Freitag transferred his glare to Zagorin. "Is it, now. Sort of as if they led us out here and then deliberately pulled back?" He shifted the glare once more, this time to Eisenstadt. "I don't suppose, Doctor, that you'd care to speculate on why these friends of humanity would do something like that?"
It was the first time I'd heard the thunderheads referred to in that way; and from the way Eisenstadt winced, I gathered the phrase had been his own coinage. For the first time I realized just how hard he'd pushed to get this trip approved, and how much of his reputation and prestige he'd put on the line for it.
And now, with it threatening to crumble right in front of him, I saw his mind frost over in the face of Freitag's question. He glanced at me, an unspoken plea behind his eyes— "Perhaps," I spoke up, "they're simply unable to make contact."
"They can run a zombi over nine light-years farther from Spall than this," Freitag countered.
"But we've never had a ship come in from this direction," I pointed out, feeling sweat breaking out on my forehead. Now it was me on the hot spot, and I wasn't at all sure where I was even headed with this. "None of the colonies is anywhere near this path."
"And?" he challenged.
"Well..." I floundered a bit. "Perhaps the radiation here is a clue. Coming from seemingly nowhere, and all—"
"I hope you're not going to suggest the radiation is scaring them off."
I clenched my teeth. "I don't think the radiation per se is bothering them, no. But perhaps there's something else associated with the Cloud generator that is."

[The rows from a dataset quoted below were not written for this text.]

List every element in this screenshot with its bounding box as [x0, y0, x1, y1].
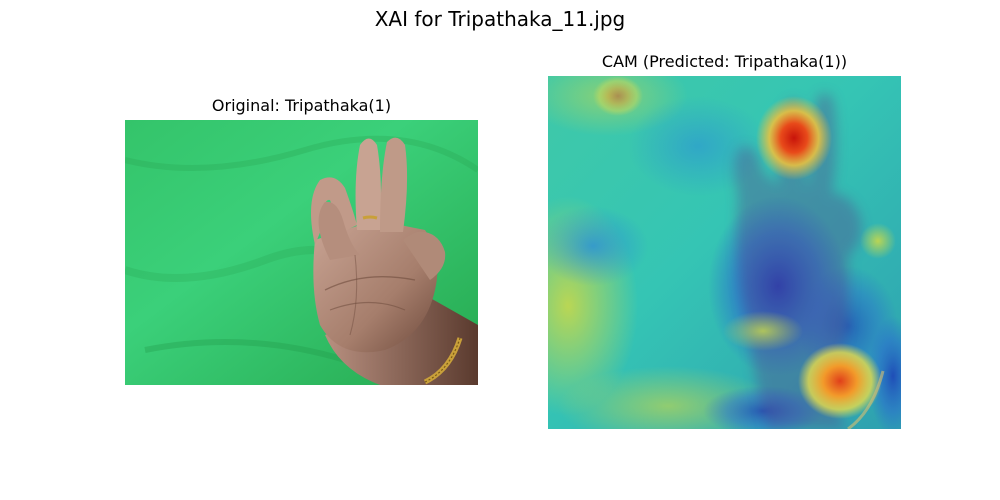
figure-title: XAI for Tripathaka_11.jpg	[374, 7, 626, 31]
cam-image-title: CAM (Predicted: Tripathaka(1))	[601, 52, 848, 71]
original-image-title: Original: Tripathaka(1)	[211, 96, 392, 115]
original-image	[125, 120, 478, 385]
cam-heatmap-image	[548, 76, 901, 429]
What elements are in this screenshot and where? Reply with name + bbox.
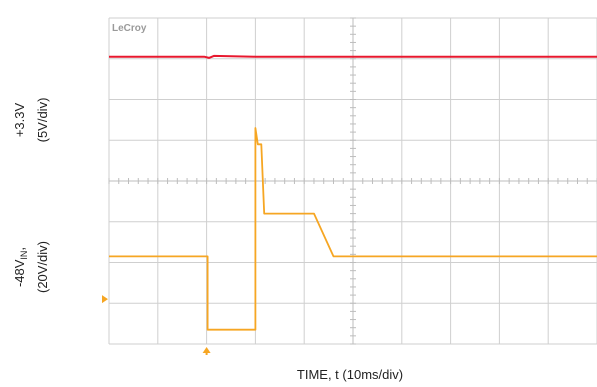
y-label-bottom-main: -48V (12, 259, 27, 287)
series-traces (109, 54, 597, 331)
markers (102, 295, 211, 355)
x-axis-label: TIME, t (10ms/div) (297, 367, 403, 382)
y-label-bottom-line2: (20V/div) (35, 241, 50, 293)
trace-line-1 (109, 54, 597, 59)
y-label-bottom-comma: , (12, 247, 27, 251)
y-label-top-line1: +3.3V (12, 103, 27, 138)
y-label-top-line2: (5V/div) (35, 98, 50, 143)
center-axes (108, 17, 597, 345)
y-label-bottom-subscript: IN (19, 251, 29, 260)
y-label-bottom-line1: -48VIN, (12, 247, 29, 287)
trace-line-2 (109, 127, 597, 331)
instrument-logo: LeCroy (112, 23, 147, 34)
ground-level-marker (102, 295, 108, 304)
trigger-marker-stem (205, 352, 208, 355)
trigger-marker (202, 347, 211, 353)
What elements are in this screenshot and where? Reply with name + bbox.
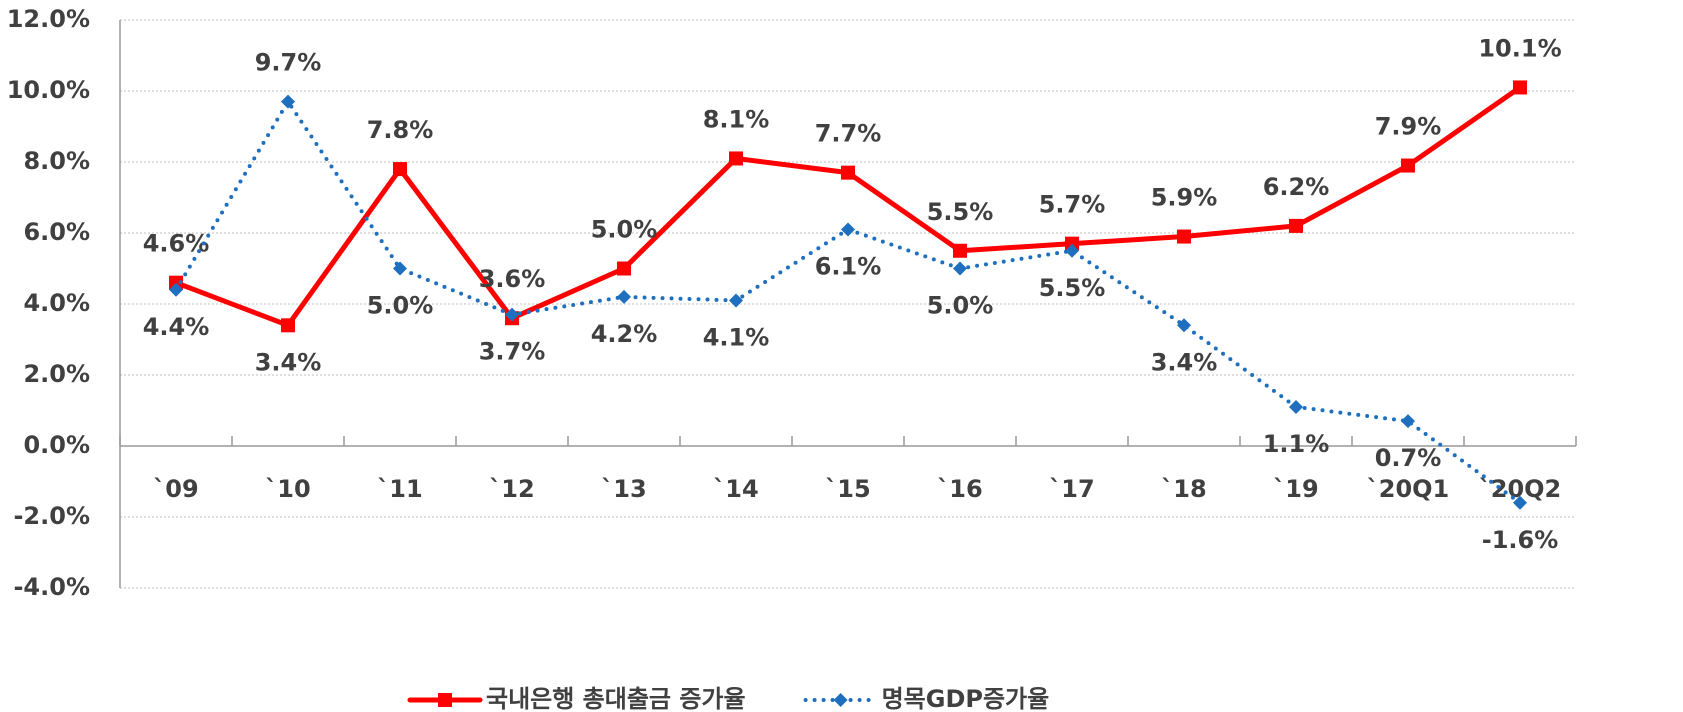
x-tick-label: `18 bbox=[1161, 475, 1206, 503]
marker bbox=[729, 151, 743, 166]
marker bbox=[438, 693, 452, 707]
marker bbox=[953, 261, 967, 276]
y-tick-label: 6.0% bbox=[23, 218, 90, 246]
data-label: 3.4% bbox=[1151, 348, 1218, 376]
x-tick-label: `14 bbox=[713, 475, 758, 503]
x-tick-label: `10 bbox=[265, 475, 310, 503]
marker bbox=[505, 307, 519, 322]
y-tick-label: 2.0% bbox=[23, 360, 90, 388]
y-tick-label: 8.0% bbox=[23, 147, 90, 175]
marker bbox=[1177, 229, 1191, 244]
data-label: 4.4% bbox=[143, 313, 210, 341]
x-tick-label: `09 bbox=[153, 475, 198, 503]
marker bbox=[1401, 158, 1415, 173]
y-tick-label: -2.0% bbox=[13, 502, 90, 530]
data-label: 3.4% bbox=[255, 348, 322, 376]
marker bbox=[729, 293, 743, 308]
y-tick-label: 12.0% bbox=[7, 5, 90, 33]
data-label: 7.8% bbox=[367, 116, 434, 144]
x-tick-label: `17 bbox=[1049, 475, 1094, 503]
data-label: 7.9% bbox=[1375, 113, 1442, 141]
marker bbox=[393, 261, 407, 276]
legend-label: 명목GDP증가율 bbox=[882, 685, 1050, 712]
marker bbox=[393, 162, 407, 177]
marker bbox=[169, 282, 183, 297]
marker bbox=[617, 289, 631, 304]
x-tick-label: `12 bbox=[489, 475, 534, 503]
data-label: 0.7% bbox=[1375, 444, 1442, 472]
marker bbox=[1513, 495, 1527, 510]
x-tick-label: `20Q1 bbox=[1367, 475, 1450, 503]
data-label: 4.6% bbox=[143, 230, 210, 258]
data-label: -1.6% bbox=[1482, 526, 1559, 554]
data-label: 5.5% bbox=[927, 198, 994, 226]
marker bbox=[1513, 80, 1527, 95]
data-label: 3.6% bbox=[479, 265, 546, 293]
marker bbox=[841, 222, 855, 237]
marker bbox=[281, 318, 295, 333]
data-label: 8.1% bbox=[703, 105, 770, 133]
marker bbox=[1289, 399, 1303, 414]
data-label: 5.9% bbox=[1151, 184, 1218, 212]
data-label: 5.5% bbox=[1039, 274, 1106, 302]
marker bbox=[617, 261, 631, 276]
x-tick-label: `13 bbox=[601, 475, 646, 503]
y-tick-label: 4.0% bbox=[23, 289, 90, 317]
data-label: 7.7% bbox=[815, 120, 882, 148]
y-tick-label: -4.0% bbox=[13, 573, 90, 601]
data-label: 5.0% bbox=[927, 292, 994, 320]
legend-label: 국내은행 총대출금 증가율 bbox=[486, 685, 746, 712]
marker bbox=[841, 165, 855, 180]
marker bbox=[833, 693, 848, 707]
y-tick-label: 0.0% bbox=[23, 431, 90, 459]
marker bbox=[1289, 218, 1303, 233]
marker bbox=[281, 94, 295, 109]
x-tick-label: `15 bbox=[825, 475, 870, 503]
data-label: 10.1% bbox=[1478, 34, 1561, 62]
marker bbox=[1065, 236, 1079, 251]
data-label: 5.0% bbox=[591, 216, 658, 244]
x-tick-label: `19 bbox=[1273, 475, 1318, 503]
data-label: 6.2% bbox=[1263, 173, 1330, 201]
data-label: 4.2% bbox=[591, 320, 658, 348]
data-label: 9.7% bbox=[255, 49, 322, 77]
marker bbox=[1177, 318, 1191, 333]
x-tick-label: `11 bbox=[377, 475, 422, 503]
y-tick-label: 10.0% bbox=[7, 76, 90, 104]
data-label: 4.1% bbox=[703, 323, 770, 351]
data-label: 3.7% bbox=[479, 338, 546, 366]
data-label: 6.1% bbox=[815, 252, 882, 280]
marker bbox=[169, 275, 183, 290]
data-label: 5.7% bbox=[1039, 191, 1106, 219]
x-tick-label: `16 bbox=[937, 475, 982, 503]
marker bbox=[1065, 243, 1079, 258]
data-label: 1.1% bbox=[1263, 430, 1330, 458]
data-label: 5.0% bbox=[367, 292, 434, 320]
marker bbox=[953, 243, 967, 258]
marker bbox=[1401, 414, 1415, 429]
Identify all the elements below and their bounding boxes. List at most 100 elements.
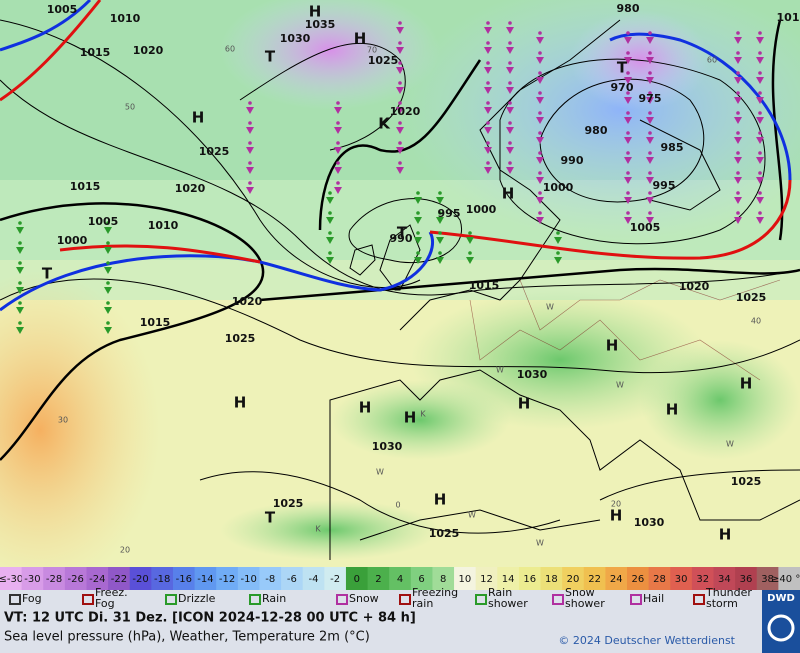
weather-icon (468, 251, 472, 255)
colorbar-label: -26 (68, 574, 84, 585)
weather-icon (18, 261, 22, 265)
weather-icon (248, 121, 252, 125)
colorbar-cell (627, 567, 650, 590)
pressure-label: 975 (639, 92, 662, 105)
colorbar-label: 16 (523, 574, 536, 585)
weather-icon (536, 217, 544, 224)
colorbar-label: -8 (265, 574, 275, 585)
legend-icon (630, 594, 642, 605)
pressure-center: T (265, 509, 276, 527)
weather-icon (758, 131, 762, 135)
weather-letter: W (376, 468, 384, 477)
weather-icon (556, 251, 560, 255)
colorbar-cell (64, 567, 87, 590)
colorbar-cell (497, 567, 520, 590)
pressure-label: 1015 (469, 279, 500, 292)
colorbar-cell (454, 567, 477, 590)
colorbar-cell (281, 567, 304, 590)
weather-icon (756, 117, 764, 124)
weather-icon (646, 157, 654, 164)
weather-letter: K (420, 410, 426, 419)
weather-icon (246, 187, 254, 194)
pressure-label: 1025 (736, 291, 767, 304)
weather-icon (486, 61, 490, 65)
pressure-label: 1020 (679, 280, 710, 293)
legend-label: Rain (262, 592, 286, 605)
pressure-center: H (434, 491, 447, 509)
weather-icon (334, 187, 342, 194)
weather-icon (106, 321, 110, 325)
weather-icon (398, 21, 402, 25)
pressure-center: H (518, 395, 531, 413)
pressure-label: 980 (617, 2, 640, 15)
weather-icon (506, 87, 514, 94)
weather-icon (414, 217, 422, 224)
temperature-label: 50 (125, 103, 135, 112)
legend-label: Drizzle (178, 592, 216, 605)
weather-icon (624, 137, 632, 144)
legend-icon (165, 594, 177, 605)
weather-icon (486, 81, 490, 85)
weather-symbols (16, 21, 764, 334)
colorbar-cell (302, 567, 325, 590)
weather-icon (106, 261, 110, 265)
pressure-label: 995 (653, 179, 676, 192)
weather-icon (624, 77, 632, 84)
weather-icon (104, 327, 112, 334)
colorbar-label: 14 (502, 574, 515, 585)
legend-icon (552, 594, 564, 605)
colorbar-cell (410, 567, 433, 590)
weather-icon (396, 127, 404, 134)
colorbar-label: 20 (567, 574, 580, 585)
colorbar-label: 2 (375, 574, 381, 585)
weather-icon (538, 111, 542, 115)
pressure-label: 1010 (110, 12, 141, 25)
weather-icon (436, 257, 444, 264)
legend-icon (475, 594, 487, 605)
weather-icon (334, 127, 342, 134)
weather-icon (326, 197, 334, 204)
colorbar-cell (518, 567, 542, 590)
pressure-label: 1030 (634, 516, 665, 529)
weather-icon (734, 117, 742, 124)
weather-icon (756, 157, 764, 164)
weather-icon (416, 211, 420, 215)
colorbar-cell (21, 567, 44, 590)
weather-icon (18, 241, 22, 245)
pressure-center: H (404, 409, 417, 427)
weather-icon (536, 97, 544, 104)
pressure-label: 1020 (232, 295, 263, 308)
colorbar-cell (432, 567, 455, 590)
weather-icon (398, 81, 402, 85)
weather-icon (104, 287, 112, 294)
weather-icon (398, 161, 402, 165)
pressure-center: H (740, 375, 753, 393)
colorbar-label: 34 (718, 574, 731, 585)
colorbar-label: 6 (418, 574, 424, 585)
legend-label: storm (706, 597, 738, 610)
weather-icon (18, 281, 22, 285)
weather-icon (508, 21, 512, 25)
pressure-label: 1000 (57, 234, 88, 247)
weather-icon (104, 307, 112, 314)
colorbar-cell (172, 567, 196, 590)
temperature-label: 0 (395, 501, 400, 510)
weather-icon (436, 217, 444, 224)
weather-icon (328, 211, 332, 215)
colorbar-label: -22 (111, 574, 127, 585)
weather-icon (646, 177, 654, 184)
weather-icon (416, 191, 420, 195)
weather-icon (468, 231, 472, 235)
colorbar-label: 18 (545, 574, 558, 585)
colorbar-label: -28 (46, 574, 62, 585)
colorbar-label: 36 (740, 574, 753, 585)
pressure-center: H (354, 30, 367, 48)
colorbar-label: -10 (240, 574, 256, 585)
weather-icon (624, 177, 632, 184)
weather-icon (626, 171, 630, 175)
colorbar-cell (778, 567, 800, 590)
weather-icon (756, 137, 764, 144)
weather-icon (396, 107, 404, 114)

Freitag cocked an eyebrow. "Oh? What Cloud generator is that?" he asked, hand waving across the empty displays.
"There's nothing that says the Cloud generator has to be in normal space, is there?" I asked doggedly. Spur-of-the-moment idea or not, I had no intention of letting myself be bullied into just abandoning it. "The Cloud itself certainly doesn't seem to be. And if the Cloud was created to keep the thunderheads inside Solitaire system, maybe the generator itself was designed to keep them out."
Freitag's mouth opened... closed again. "Uh-huh," he said at last, thoughtfully. "Interesting, indeed. It's supposed to be impossible for something to be at rest in Mjollnir space, but let that pass for the moment. Costelic, have we got a solid fix on our position here?"